I don’t have logs available yet, but I do have some information from ZK.

The culprit appears to be the /flink/default/leader/dispatcher_lock znode.

I took a look at the dispatcher code here: 
https://github.com/apache/flink/blob/master/flink-runtime/src/main/java/org/apache/flink/runtime/dispatcher/Dispatcher.java#L762-L785

And it looks to me that when leadership is granted it will perform job recovery 
on all jobs before it writes the new leader information to the 
/flink/default/leader/dispatcher_lock znode.

So this leaves me with three questions:

1) Why does the web monitor specifically have to wait for the dispatcher?
2) Is there a reason why the dispatcher can’t write the lock until after job 
recovery?
3) Is there anything I can/should be doing to speed up job recovery?

Thanks!

-Joey

On Aug 2, 2018, at 9:24 AM, Joey Echeverria 
<jechever...@splunk.com<mailto:jechever...@splunk.com>> wrote:

Thanks or the tips Gary and Vino.
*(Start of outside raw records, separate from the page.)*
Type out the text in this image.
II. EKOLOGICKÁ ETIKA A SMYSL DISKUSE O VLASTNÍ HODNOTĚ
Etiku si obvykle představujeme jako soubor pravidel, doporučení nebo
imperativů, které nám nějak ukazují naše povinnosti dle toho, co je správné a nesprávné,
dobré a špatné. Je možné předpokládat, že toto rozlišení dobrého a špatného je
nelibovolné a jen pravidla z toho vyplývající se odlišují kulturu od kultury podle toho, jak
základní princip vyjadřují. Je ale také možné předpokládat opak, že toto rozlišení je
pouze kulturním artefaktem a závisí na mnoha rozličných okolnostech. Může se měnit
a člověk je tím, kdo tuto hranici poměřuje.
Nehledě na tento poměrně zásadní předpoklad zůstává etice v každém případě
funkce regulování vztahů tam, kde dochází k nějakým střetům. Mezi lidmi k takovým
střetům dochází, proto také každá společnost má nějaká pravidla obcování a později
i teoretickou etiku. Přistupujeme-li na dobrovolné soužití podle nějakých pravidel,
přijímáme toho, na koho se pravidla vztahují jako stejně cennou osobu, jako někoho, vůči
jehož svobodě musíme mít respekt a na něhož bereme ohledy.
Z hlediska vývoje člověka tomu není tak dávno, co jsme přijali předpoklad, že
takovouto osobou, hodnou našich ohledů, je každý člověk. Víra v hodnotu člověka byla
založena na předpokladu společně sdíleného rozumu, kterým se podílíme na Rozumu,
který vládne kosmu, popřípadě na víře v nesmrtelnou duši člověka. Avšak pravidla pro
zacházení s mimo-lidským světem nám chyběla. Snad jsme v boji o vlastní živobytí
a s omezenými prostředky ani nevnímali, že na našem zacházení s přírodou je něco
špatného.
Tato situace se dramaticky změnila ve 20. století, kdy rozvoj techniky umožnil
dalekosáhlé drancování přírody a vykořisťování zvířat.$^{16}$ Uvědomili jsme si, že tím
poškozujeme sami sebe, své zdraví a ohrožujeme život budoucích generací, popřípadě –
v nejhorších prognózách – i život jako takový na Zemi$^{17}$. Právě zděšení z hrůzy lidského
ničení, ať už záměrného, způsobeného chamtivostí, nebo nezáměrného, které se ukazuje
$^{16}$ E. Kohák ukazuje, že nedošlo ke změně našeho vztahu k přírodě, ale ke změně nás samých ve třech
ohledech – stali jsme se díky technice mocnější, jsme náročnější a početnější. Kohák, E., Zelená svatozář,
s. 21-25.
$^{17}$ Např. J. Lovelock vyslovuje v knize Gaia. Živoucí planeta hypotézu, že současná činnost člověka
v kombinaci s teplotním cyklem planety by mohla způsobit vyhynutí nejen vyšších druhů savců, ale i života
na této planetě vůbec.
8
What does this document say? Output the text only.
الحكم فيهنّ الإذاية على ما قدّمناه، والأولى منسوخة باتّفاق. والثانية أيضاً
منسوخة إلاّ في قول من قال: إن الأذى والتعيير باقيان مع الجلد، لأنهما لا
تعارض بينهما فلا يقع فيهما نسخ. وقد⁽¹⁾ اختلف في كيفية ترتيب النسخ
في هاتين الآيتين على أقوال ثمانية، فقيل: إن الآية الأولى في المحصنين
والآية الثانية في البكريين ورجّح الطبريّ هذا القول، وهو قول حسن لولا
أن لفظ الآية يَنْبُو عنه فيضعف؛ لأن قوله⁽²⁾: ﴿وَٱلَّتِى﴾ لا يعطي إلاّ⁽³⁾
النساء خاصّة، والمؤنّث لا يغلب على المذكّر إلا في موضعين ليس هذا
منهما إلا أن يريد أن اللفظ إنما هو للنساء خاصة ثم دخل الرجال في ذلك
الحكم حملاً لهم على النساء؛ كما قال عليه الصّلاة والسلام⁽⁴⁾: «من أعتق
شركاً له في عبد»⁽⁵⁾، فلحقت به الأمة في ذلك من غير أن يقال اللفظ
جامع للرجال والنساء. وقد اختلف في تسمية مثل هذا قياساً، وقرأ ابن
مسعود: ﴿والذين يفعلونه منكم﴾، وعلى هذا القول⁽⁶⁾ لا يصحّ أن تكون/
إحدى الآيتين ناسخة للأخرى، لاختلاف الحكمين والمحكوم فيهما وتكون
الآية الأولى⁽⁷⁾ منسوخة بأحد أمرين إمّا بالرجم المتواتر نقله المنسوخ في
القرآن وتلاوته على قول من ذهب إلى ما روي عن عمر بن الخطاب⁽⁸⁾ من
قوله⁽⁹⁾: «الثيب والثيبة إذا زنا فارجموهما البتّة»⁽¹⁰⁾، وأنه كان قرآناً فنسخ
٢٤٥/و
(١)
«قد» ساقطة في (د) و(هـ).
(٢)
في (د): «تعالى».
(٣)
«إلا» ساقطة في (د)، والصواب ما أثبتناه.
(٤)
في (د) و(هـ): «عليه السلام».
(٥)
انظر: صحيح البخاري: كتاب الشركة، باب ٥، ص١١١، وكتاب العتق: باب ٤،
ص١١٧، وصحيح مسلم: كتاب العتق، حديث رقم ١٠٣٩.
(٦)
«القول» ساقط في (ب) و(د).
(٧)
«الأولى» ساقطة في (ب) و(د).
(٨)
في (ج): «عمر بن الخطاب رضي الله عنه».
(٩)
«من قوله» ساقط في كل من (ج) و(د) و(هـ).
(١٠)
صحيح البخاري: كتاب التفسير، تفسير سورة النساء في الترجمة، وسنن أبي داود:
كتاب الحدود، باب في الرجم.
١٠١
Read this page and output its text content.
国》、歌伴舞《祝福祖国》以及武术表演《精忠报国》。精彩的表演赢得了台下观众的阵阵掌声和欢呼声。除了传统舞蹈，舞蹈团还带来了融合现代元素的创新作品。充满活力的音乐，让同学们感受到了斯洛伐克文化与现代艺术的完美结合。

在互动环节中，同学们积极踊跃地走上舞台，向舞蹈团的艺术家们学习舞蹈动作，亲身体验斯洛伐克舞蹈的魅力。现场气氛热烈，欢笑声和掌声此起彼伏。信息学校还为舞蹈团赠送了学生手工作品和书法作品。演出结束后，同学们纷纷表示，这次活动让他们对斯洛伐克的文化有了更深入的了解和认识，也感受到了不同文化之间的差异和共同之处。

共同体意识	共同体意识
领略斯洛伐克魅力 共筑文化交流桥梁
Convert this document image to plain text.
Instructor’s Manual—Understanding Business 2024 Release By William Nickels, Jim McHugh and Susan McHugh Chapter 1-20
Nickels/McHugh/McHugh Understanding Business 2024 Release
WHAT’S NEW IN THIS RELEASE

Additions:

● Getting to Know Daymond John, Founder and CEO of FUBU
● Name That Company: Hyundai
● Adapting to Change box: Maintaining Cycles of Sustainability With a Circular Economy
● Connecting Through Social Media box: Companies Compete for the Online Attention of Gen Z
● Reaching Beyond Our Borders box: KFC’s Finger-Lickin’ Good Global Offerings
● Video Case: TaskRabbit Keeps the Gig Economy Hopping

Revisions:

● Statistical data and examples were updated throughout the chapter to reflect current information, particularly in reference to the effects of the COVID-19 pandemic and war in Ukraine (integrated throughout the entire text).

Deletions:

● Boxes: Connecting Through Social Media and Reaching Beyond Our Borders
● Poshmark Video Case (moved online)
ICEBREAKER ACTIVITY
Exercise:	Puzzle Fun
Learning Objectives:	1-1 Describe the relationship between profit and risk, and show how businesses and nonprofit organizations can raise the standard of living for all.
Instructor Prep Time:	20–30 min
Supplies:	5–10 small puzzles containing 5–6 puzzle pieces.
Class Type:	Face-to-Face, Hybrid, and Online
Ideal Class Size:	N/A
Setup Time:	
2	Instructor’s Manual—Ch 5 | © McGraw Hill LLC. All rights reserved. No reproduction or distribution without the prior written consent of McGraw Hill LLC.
I’ll try to reproduce it with test data and 
see if I can post some logs.

I’ll also watch the leader znode to see if the election isn’t happening or if 
it’s not being retrieved.

Thanks!

-Joey

On Aug 1, 2018, at 11:19 PM, Gary Yao 
<g...@data-artisans.com<mailto:g...@data-artisans.com>> wrote:

Hi Joey,

If the other components (e.g., Dispatcher, ResourceManager) are able to finish
the leader election in a timely manner, I currently do not see a reason why it
should take the REST server 20 - 45 minutes.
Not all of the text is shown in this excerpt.